This August, the nearly 20,000 square feet of OSU’s James E. Oldfield Animal Teaching Facility was filled with conversations, commands, laughter and the occasional bark or yip — the signature sounds of the organized chaos known to children and their family dogs as Do As I Do (DAID) camp. For two weeks, eight child-dog pairs worked with undergraduate volunteers to train their dogs to recognize voice commands, touch paw targets, jump through hula hoops, stand on platforms and circle cones.
But DAID camp is more than a crash course in dog agility training. It’s part of a study run by a team that includes Shelby Wanser (who uses they/them pronouns), a 28-year-old who earned their OSU master’s degree in animal science this September with a thesis based on this research. (Shelby also graduated from the Oregon State Honors College in 2016 with an HBS in Animal and Rangeland Sciences; their honors thesis, entitled Attachment and Sociability in Therapy Dogs, examined how therapy dogs interact in animal-assisted therapy sessions with both patients and their handlers.)
While the larger study, funded by the National Institutes of Health, has a number of goals, Wanser’s thesis investigates the development of attachment bonds between youth with disabilities and their household dogs. This area of inquiry is unique in that, while much existing research focuses on bonds between adults with disabilities and their dogs, less focuses on children and dogs, and none has examined the dog’s attachment toward the child.
Since the study started in summer 2017, Wanser has coordinated, directed and instructed all six sessions of DAID camp. When camp is in session, Wanser needs to be everywhere at once.
“They always had an answer for every obstacle that came up, either with the kids or the dogs,” said Holly Duvall, a former volunteer who is now pursuing a doctorate in veterinary medicine at OSU. “Doing this for two and half years, I thought I had creative solutions — but Shelby — they really know how to relate to the dog.”
DAID camp is very far from Wanser’s first rodeo. Their previous work runs the gamut from training piglets for a Minecraft commercial to serving as a surrogate parent for two litters of wolf pups. They can trace their history of training animals back to the third grade, when they put a yardstick over two five-gallon paint jugs in their Eugene backyard and started teaching Sam, the dog they had long begged their parents to get, how to jump over it.
Wanser was just 11 when they entered Sam in a dog agility competition, the first in a series that would ultimately take them to nationals.
“She was very much a perfectionist,” Wanser said fondly of Sam. “As am I.”
As a kid, what struck Wanser about animals was how open their communication was and how, “through their body language they told their exact intentions.”
Wanser has come to believe that being around animals mitigated their own feelings of being different as a child: “In hindsight, my strong connection with animals from a young age was probably related to growing up as an only child of two moms, and not knowing anyone else who had same gender parents. And also now knowing that I am queer and agender and not really being able to articulate that at the time. I felt different, but I didn’t feel different when interacting with animals. I just was completely myself, completely present, not thinking about anything else other than that interaction in the moment and how much joy that interaction brought me.”
Wanser’s long-term goal is to offer animal-assisted psychotherapy for adolescents, and says the “incredible lessons” they’ve learned from training animals are the same ones they believe the children at DAID camp go home with: “patience, consistency, empathy, trust, encouragement and having a positive attitude.”

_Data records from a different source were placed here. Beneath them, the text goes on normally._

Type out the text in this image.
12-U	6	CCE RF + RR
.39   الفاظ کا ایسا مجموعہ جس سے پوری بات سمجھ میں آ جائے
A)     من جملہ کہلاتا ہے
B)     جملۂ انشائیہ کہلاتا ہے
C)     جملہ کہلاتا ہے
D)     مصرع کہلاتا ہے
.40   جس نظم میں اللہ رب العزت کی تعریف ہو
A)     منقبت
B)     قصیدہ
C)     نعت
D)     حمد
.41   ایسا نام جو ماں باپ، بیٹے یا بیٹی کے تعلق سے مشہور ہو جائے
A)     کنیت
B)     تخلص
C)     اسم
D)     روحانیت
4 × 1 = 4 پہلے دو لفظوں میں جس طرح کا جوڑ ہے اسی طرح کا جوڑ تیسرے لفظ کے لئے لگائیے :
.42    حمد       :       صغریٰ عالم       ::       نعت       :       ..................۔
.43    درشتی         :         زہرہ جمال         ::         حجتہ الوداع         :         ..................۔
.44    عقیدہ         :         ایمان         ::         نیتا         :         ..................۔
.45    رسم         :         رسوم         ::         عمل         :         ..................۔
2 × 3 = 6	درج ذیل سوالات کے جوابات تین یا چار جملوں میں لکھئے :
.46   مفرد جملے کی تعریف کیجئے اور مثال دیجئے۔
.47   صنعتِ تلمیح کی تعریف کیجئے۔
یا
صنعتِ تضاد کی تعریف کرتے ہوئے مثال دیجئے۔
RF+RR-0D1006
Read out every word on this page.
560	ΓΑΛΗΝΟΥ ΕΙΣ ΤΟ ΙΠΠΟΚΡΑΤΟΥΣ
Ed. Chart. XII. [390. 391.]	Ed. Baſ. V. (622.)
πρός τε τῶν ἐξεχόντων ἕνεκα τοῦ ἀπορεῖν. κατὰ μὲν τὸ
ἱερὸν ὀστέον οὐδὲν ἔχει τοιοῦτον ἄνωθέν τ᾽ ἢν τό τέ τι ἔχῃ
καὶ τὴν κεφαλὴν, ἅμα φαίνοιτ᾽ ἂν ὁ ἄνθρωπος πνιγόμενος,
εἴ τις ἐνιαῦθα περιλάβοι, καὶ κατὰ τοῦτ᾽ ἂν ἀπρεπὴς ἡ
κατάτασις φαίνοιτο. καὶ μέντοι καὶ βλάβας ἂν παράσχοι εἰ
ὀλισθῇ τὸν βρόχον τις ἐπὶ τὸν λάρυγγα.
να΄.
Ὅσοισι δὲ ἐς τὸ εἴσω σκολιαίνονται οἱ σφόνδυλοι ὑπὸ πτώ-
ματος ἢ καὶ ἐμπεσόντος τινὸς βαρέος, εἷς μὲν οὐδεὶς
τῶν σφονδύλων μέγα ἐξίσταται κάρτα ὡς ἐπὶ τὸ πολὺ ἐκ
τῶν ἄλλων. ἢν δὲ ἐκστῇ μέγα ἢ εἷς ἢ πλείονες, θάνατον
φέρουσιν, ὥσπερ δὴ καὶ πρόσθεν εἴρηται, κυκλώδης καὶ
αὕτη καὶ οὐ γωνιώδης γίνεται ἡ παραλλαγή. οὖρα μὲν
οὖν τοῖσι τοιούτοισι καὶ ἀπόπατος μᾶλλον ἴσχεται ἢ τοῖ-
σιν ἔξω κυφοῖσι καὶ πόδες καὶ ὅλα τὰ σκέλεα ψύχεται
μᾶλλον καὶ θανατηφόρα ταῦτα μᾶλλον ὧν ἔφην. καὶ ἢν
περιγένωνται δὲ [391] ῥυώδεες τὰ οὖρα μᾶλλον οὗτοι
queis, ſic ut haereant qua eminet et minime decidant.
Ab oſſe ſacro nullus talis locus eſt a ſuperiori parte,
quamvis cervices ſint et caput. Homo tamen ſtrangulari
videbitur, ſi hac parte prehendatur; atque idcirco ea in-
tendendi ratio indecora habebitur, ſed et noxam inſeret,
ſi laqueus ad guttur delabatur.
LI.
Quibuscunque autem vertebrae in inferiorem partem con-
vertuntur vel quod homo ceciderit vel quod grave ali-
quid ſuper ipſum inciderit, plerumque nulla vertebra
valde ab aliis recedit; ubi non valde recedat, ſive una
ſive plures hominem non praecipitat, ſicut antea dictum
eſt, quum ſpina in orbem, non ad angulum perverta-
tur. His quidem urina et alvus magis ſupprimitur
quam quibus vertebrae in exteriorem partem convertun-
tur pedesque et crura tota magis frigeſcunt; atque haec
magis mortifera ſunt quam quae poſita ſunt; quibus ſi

As it turns out, Wanser’s study is the first to show that a bond between a child and a dog is “bidirectional,” meaning that not only can a child develop attachment to a family dog, the dog can develop attachment toward the child. By way of illustration, Wanser described how, at the beginning of camp, a young female dog would stand by the door after a parent’s departure, anxiously waiting for the parent to come back. By the last day of camp, that same dog was looking eagerly to the child, asking with her body, “What are we gonna do now?”
Gretchen Schrafft earned her MFA in creative writing from OSU in 2016. She is a teacher and writer, and lives in Denver.